Verordening financieel beleid, beheer en organisatie (artikel 212 Gemeentewet) Veiligheidsregio Gelderland-Zuid 2025

Besluit:

Het Algemeen Bestuur van de Gemeenschappelijke Regeling Veiligheidsregio Gelderland-Zuid;

gelezen het voorstel van het Dagelijks Bestuur;

gelet op artikel 212, eerste lid, van de Gemeentewet;

besluit vast te stellen de volgende verordening:

 

Verordening financieel beleid, beheer en organisatie (artikel 212 Gemeentewet) Veiligheidsregio Gelderland-Zuid 2025

 

1 Algemene bepalingen

Artikel 1 Begripsbepaling en definities

In deze verordening wordt verstaan onder:

  • ▪︎

    Gemeenschappelijke Regeling: de Gemeenschappelijke Regeling Veiligheidsregio Gelderland-Zuid.

  • ▪︎

    administratie: het systematisch verzamelen, vastleggen, verwerken en verstrekken van informatie ten behoeve van het besturen, het functioneren en het beheersen van (onderdelen van) de organisatie en ten behoeve van de verantwoording die daarover moet worden afgelegd.

  • ▪︎

    financiële administratie: de financiële administratie is een onderdeel van de administratie en omvat het systematisch maken en verwerken van aantekeningen betreffende de financiële gegevens van (onderdelen van) de organisatie, teneinde te komen tot een goed inzicht in:

    • -

      de financieel-economische positie;

    • -

      het financiële beheer;

    • -

      de uitvoering van de begroting;

    • -

      het afwikkelen van vorderingen en schulden;

    • -

      alsmede tot het afleggen van rekening en verantwoording daarover.

  • ▪︎

    administratieve organisatie: het stelsel van organisatorische maatregelen, met daarin begrepen maatregelen van interne controle, gericht op het tot stand brengen en het in stand houden van de goede werking van de bestuurlijke en ambtelijke informatieverzorging ten behoeve van de verantwoordelijke leiding.

  • ▪︎

    financieel beheer: het uitoefenen van het bestuur over en toezicht op het beheer van middelen en het uitoefenen van rechten van de organisatie.

  • ▪︎

    rechtmatigheidsverantwoording: de rapportage van het Dagelijks Bestuur waarbij aangegeven wordt in welke mate de totstandkoming van de financiële beheershandelingen en de vastlegging daarvan overeenstemmen met de relevante wet- en regelgeving.

  • ▪︎

    doelmatigheid: het realiseren van bepaalde prestaties met een zo beperkt mogelijke inzet van middelen.

  • ▪︎

    doeltreffendheid: de mate waarin de beoogde maatschappelijke effecten van het beleid ook daadwerkelijk worden behaald.

  • ▪︎

    paragrafen: de paragrafen in de begroting waarin de beleidslijnen met betrekking tot relevante beheersmatige aspecten en risicobeheersing worden vastgelegd.

2 Begroting en verantwoording

Artikel 2 Programma-indeling

  • 2.1

    Het Algemeen Bestuur stelt bij het vaststellen van de begroting de programma-indeling en de taakvelden per programma vast.

  • 2.2

    Het Algemeen Bestuur stelt op voorstel van het Dagelijks Bestuur per programma de beleidsindicatoren vast.
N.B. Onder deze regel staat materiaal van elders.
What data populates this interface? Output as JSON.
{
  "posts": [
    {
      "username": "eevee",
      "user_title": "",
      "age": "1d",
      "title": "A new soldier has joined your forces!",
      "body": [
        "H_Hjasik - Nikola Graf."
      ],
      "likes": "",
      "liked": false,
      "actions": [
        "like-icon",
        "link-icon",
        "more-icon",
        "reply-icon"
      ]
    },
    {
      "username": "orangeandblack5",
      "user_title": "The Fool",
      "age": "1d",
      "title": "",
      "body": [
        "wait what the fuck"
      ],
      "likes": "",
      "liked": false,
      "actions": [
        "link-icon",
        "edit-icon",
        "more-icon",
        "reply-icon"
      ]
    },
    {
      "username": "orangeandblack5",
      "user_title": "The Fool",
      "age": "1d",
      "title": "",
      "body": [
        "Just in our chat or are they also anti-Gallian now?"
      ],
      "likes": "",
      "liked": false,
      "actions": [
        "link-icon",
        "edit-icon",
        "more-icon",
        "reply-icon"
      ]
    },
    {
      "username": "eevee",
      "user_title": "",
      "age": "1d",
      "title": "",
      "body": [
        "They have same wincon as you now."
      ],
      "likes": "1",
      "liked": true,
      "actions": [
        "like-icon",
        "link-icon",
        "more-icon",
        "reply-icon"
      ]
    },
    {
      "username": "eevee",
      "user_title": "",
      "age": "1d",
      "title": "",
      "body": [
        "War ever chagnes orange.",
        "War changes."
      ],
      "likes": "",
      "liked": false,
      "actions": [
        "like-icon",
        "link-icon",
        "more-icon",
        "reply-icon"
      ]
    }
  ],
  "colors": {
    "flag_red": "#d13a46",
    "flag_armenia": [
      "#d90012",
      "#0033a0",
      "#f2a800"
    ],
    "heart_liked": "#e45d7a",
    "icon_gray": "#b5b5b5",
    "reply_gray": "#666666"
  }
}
Het voorstel bevat ten minste de verplichte beleidsindicatoren zoals vermeld in het Besluit begroting en verantwoording provincies en gemeenten.

Artikel 3 Inrichting begroting en jaarstukken

  • 3.1

    Het Algemeen Bestuur stelt per programma vast:

    • -

      de beoogde maatschappelijke effecten;

    • -

      de te leveren goederen en diensten;

    • -

      de speerpunten waaraan wordt gewerkt;

    • -

      de baten en lasten;

  • 3.2

    In de jaarstukken legt het Dagelijks Bestuur verantwoording af over de uitvoering van de programma’s. In de verantwoording wordt aangegeven en toegelicht:

    • -

      welke maatschappelijke effecten zijn bereikt;

    • -

      welke goederen en diensten zijn geleverd;

    • -

      aan welke speerpunten werd gewerkt;

    • -

      welke baten en lasten werden gerealiseerd.

  • 3.3

    Bij de begroting en de jaarstukken worden onder elk van de programma’s, het overzicht van algemene dekkingsmiddelen, het overzicht van de overhead en de baten en lasten per taakveld weergegeven.

  • 3.4

    Bij de uiteenzetting van de financiële positie in de begroting wordt voor elke nieuwe investering het benodigde investeringskrediet weergegeven en wordt van de lopende investeringen het geautoriseerde investeringskrediet en de raming van de uitputting van het investeringskrediet in het lopende boekjaar weergegeven.

  • 3.5

    In de jaarrekening wordt van de investeringen de uitputting van de geautoriseerde investeringskredieten en de actuele raming van de totale uitgaven en inkomsten weergegeven.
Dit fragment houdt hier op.